16 Quand je n'étais qu'une masse informe, tes yeux me voyaient; Et sur ton livre étaient tous inscrits Les jours qui m'étaient destinés, Avant qu'aucun d'eux existât.

17 Que tes pensées, ô Dieu, me semblent impénétrables! Que le nombre en est grand!

18 Si je les compte, elles sont plus nombreuses que les grains de sable. Je m'éveille, et je suis encore avec toi.

19 O Dieu, puisses-tu faire mourir le méchant! Hommes de sang, éloignez-vous de moi!

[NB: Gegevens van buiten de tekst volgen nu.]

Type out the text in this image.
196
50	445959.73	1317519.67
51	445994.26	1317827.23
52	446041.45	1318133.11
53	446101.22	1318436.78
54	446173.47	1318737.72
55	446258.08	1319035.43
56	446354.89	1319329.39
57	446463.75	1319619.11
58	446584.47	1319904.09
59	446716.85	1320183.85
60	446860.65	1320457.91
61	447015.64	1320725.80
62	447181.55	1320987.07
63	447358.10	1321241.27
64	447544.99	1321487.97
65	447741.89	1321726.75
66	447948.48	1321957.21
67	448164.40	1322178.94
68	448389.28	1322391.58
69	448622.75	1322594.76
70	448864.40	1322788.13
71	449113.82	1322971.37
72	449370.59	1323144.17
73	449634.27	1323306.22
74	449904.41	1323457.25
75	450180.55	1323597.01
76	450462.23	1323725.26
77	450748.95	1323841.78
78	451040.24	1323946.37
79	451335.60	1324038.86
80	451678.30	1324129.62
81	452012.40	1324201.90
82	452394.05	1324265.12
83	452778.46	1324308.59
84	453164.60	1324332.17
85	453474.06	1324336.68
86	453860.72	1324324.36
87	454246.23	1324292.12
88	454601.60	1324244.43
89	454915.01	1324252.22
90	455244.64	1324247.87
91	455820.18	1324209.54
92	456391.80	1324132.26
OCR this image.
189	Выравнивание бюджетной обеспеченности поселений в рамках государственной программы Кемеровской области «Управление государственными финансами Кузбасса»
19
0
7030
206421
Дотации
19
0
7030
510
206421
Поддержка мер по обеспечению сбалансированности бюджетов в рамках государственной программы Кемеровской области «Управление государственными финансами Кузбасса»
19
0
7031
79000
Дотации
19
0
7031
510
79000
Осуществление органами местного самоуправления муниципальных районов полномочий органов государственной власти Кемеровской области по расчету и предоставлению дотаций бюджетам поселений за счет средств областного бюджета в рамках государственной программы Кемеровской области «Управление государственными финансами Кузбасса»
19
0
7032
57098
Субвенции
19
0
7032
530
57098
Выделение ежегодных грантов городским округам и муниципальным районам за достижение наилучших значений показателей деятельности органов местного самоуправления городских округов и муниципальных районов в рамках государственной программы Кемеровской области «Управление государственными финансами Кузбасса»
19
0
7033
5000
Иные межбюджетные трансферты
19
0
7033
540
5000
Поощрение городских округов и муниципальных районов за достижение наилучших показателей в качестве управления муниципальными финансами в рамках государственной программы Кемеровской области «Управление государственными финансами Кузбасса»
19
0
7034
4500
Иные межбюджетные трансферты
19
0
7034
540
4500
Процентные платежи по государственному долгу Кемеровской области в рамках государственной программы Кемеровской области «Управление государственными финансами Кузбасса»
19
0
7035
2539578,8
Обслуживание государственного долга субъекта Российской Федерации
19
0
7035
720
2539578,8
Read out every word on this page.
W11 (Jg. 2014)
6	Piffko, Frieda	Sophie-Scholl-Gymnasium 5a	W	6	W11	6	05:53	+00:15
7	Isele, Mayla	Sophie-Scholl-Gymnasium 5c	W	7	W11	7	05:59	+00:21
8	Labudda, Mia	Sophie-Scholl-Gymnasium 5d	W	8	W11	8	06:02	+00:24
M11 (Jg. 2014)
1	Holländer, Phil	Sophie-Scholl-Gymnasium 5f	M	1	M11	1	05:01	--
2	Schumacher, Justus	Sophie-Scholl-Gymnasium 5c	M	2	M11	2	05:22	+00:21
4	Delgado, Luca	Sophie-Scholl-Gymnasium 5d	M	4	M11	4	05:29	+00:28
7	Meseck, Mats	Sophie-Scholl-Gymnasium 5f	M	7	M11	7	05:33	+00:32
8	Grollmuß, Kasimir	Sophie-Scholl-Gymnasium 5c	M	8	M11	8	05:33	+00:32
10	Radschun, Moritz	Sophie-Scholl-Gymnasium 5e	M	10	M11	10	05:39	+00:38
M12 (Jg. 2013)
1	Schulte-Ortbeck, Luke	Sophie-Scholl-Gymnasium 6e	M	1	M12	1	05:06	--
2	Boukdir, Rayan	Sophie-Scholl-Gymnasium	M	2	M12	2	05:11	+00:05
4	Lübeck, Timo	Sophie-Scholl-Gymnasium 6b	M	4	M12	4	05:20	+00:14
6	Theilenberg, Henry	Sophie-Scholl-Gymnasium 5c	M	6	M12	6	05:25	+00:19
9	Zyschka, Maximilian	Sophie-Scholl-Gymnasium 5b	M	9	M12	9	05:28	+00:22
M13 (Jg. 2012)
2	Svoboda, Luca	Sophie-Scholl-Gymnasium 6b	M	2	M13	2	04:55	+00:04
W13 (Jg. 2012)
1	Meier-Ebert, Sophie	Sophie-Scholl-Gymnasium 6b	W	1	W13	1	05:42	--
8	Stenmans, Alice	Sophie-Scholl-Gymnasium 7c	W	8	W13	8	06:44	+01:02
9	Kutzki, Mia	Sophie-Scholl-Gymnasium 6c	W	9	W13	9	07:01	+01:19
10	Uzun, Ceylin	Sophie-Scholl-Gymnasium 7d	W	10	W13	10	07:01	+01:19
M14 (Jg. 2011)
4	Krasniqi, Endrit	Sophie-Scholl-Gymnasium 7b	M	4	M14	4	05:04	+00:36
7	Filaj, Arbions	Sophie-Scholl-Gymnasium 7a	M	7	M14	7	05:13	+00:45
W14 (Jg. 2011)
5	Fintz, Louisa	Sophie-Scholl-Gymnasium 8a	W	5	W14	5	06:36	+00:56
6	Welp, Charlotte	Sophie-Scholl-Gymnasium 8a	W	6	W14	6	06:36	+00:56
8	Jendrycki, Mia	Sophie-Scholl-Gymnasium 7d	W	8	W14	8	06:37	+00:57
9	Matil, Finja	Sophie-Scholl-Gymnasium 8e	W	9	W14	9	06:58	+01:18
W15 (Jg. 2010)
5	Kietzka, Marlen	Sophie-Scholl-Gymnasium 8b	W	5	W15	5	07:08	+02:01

20 Ils parlent de toi d'une manière criminelle, Ils prennent ton nom pour mentir, eux, tes ennemis!

21 Eternel, n'aurais-je pas de la haine pour ceux qui te haïssent, Du dégoût pour ceux qui s'élèvent contre toi?

22 Je les hais d'une parfaite haine; Ils sont pour moi des ennemis.

23 Sonde-moi, ô Dieu, et connais mon coeur! Eprouve-moi, et connais mes pensées!

24 Regarde si je suis sur une mauvaise voie, Et conduis-moi sur la voie de l'éternité!